Shinichi Kurihara, CEO of Mitsubishi Motors North America, says the company will launch four new models in the United States within three years, as four slow-selling U.S.-built vehicles are phased out of production by 2014.

The i electric car--sold in other countries as the i-MiEV--will go on sale here this fall.

In 2013, a production version of Mitsubishi's new global small car will arrive in the United States. A concept version of the car will debut at the Geneva auto show in March.

A plug-in hybrid crossover and another hybrid vehicle are also planned within the next three years, Kurihara wrote in an e-mail to Automotive News.

"There will be additional new products that will be announced within the year that we feel will help our dealers appeal to a wider variety of customers," Kurihara said.

As part of a new global business plan announced last week, Mitsubishi plans to launch five plug-in hybrids and three electric vehicles for worldwide sale by the end of 2015.

Production of the Galant, Endeavor, Eclipse, and Eclipse Spyder will end in Normal by 2014. Those vehicles accounted for about 36 percent of Mitsubishi's 55,683 units sold in 2010.

The four vehicles will not be directly replaced. Instead, the plant will build either the Lancer sedan or Outlander and Outlander Sport crossovers or a combination of the vehicles, which share the same platform.

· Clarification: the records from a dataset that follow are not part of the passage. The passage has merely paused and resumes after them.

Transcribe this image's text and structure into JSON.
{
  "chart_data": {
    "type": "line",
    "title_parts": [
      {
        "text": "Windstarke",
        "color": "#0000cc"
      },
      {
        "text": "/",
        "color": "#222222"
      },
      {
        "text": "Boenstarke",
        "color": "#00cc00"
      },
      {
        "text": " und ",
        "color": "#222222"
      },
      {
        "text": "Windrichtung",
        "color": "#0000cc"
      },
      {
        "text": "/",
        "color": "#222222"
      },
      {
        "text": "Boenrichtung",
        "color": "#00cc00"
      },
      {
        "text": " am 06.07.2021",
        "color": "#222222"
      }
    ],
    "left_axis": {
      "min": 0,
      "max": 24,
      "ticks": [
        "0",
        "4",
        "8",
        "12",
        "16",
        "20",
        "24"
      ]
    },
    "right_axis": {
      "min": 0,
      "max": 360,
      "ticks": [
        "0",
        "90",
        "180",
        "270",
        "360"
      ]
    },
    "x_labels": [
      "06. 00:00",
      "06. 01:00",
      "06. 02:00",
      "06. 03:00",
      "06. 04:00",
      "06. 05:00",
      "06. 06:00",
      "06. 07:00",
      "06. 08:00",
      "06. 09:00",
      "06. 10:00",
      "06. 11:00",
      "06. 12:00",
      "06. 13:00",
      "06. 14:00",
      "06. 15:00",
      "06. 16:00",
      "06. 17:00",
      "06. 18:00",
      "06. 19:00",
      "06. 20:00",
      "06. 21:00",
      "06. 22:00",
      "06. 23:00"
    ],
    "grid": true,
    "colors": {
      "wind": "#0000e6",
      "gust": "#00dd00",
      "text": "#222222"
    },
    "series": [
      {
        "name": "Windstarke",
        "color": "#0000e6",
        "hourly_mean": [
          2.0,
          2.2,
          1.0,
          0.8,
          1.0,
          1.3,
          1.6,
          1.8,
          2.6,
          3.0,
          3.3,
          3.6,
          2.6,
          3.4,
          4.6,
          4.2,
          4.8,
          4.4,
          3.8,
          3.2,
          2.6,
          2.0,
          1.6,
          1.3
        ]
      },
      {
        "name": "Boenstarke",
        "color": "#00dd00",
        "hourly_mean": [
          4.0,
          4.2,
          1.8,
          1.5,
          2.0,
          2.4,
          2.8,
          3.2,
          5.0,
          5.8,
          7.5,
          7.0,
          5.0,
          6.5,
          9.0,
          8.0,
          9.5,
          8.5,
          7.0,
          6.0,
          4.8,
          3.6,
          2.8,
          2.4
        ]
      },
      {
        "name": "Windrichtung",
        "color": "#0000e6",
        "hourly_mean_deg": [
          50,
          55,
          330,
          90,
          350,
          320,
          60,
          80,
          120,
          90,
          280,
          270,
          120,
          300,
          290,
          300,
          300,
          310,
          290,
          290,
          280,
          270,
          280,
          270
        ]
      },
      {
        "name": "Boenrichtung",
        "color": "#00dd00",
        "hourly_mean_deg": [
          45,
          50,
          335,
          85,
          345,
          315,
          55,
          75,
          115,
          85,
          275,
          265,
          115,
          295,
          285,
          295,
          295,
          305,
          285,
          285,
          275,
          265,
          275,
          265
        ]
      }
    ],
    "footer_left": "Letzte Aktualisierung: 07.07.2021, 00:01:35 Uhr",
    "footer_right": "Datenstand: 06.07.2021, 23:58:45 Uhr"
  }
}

The Lancer is a compact sedan, while the Galant is a mid-size sedan. The Outlander and Endeavor mid-size crossovers are comparable in size, but the Outlander Sport is smaller, fitting in the growing compact cross-over segment.

The changes at Mitsubishi's sole U.S. assembly plant are part of a strategy to end production of regional models and instead manufacture vehicles that can be sold globally on fewer platforms.

"With the debut of this midterm plan, there are product plans, marketing plans, and brand strategy plans that can be shared in the coming months that we feel can certainly help the dealer cause," Kurihara said. "There is no desire or agenda to shrink operations in the U.S. market."

North America is by far Mitsubishi's smallest and weakest market. It was the only region to see sales shrink in the first half of the current fiscal year, which ended September 30, 2010. Sales in emerging markets such as China and Latin America, on the other hand, are booming


Ramsay Gillman, owner of Mitsubishi stores in Houston and San Antonio, is enthusiastic about the company's new strategy.

"I think streamlining the model lineup as Mitsubishi attempts to regain some market share and tries to get some momentum going is probably a good thing," Gillman said. "Pretty much anything that Mitsubishi adds to our lineup that's new and fresh will give some boost to the dealers."

The past decade has been a rough one for Mitsubishi dealers. Mitsubishi sold more than 100,000 vehicles as recently as 2007 but in 2010 sold just 55,683.

The dealer network has shrunk from 637 stores in 2002, when it set a U.S. sales record of 345,111 vehicles, to about 400 today.

Gillman said he doesn't expect that cutting the Galant, Endeavor, and Eclipse will cause the brand to lose more dealers.

"The past three to four years have been so difficult for Mitsubishi dealers that the ones that are still standing can probably stand another year or two," he said


The best news is that Mitsubishi has a plan for its Illinois assembly plant, says Scott Grove, chairman of the Mitsubishi National Dealer Advisory Board.

The plan "should put the attention back on the ground-zero metrics that we need to be focused on so we can be competitive on the front lines," says Grove, who has two Mitsubishi dealerships near Chicago. "Dealers were relieved that there was a plan for the plant. Now, at least, that aspect of it is official."

The plant has operated well below its 200,000-unit production capacity. But by committing to build new product there, Grove says, a major issue of concern for dealers has been resolved: "Those of us who are comfortably surviving with what we have now won't be damaged, merely barely dented with the wind-down of what's at Normal now."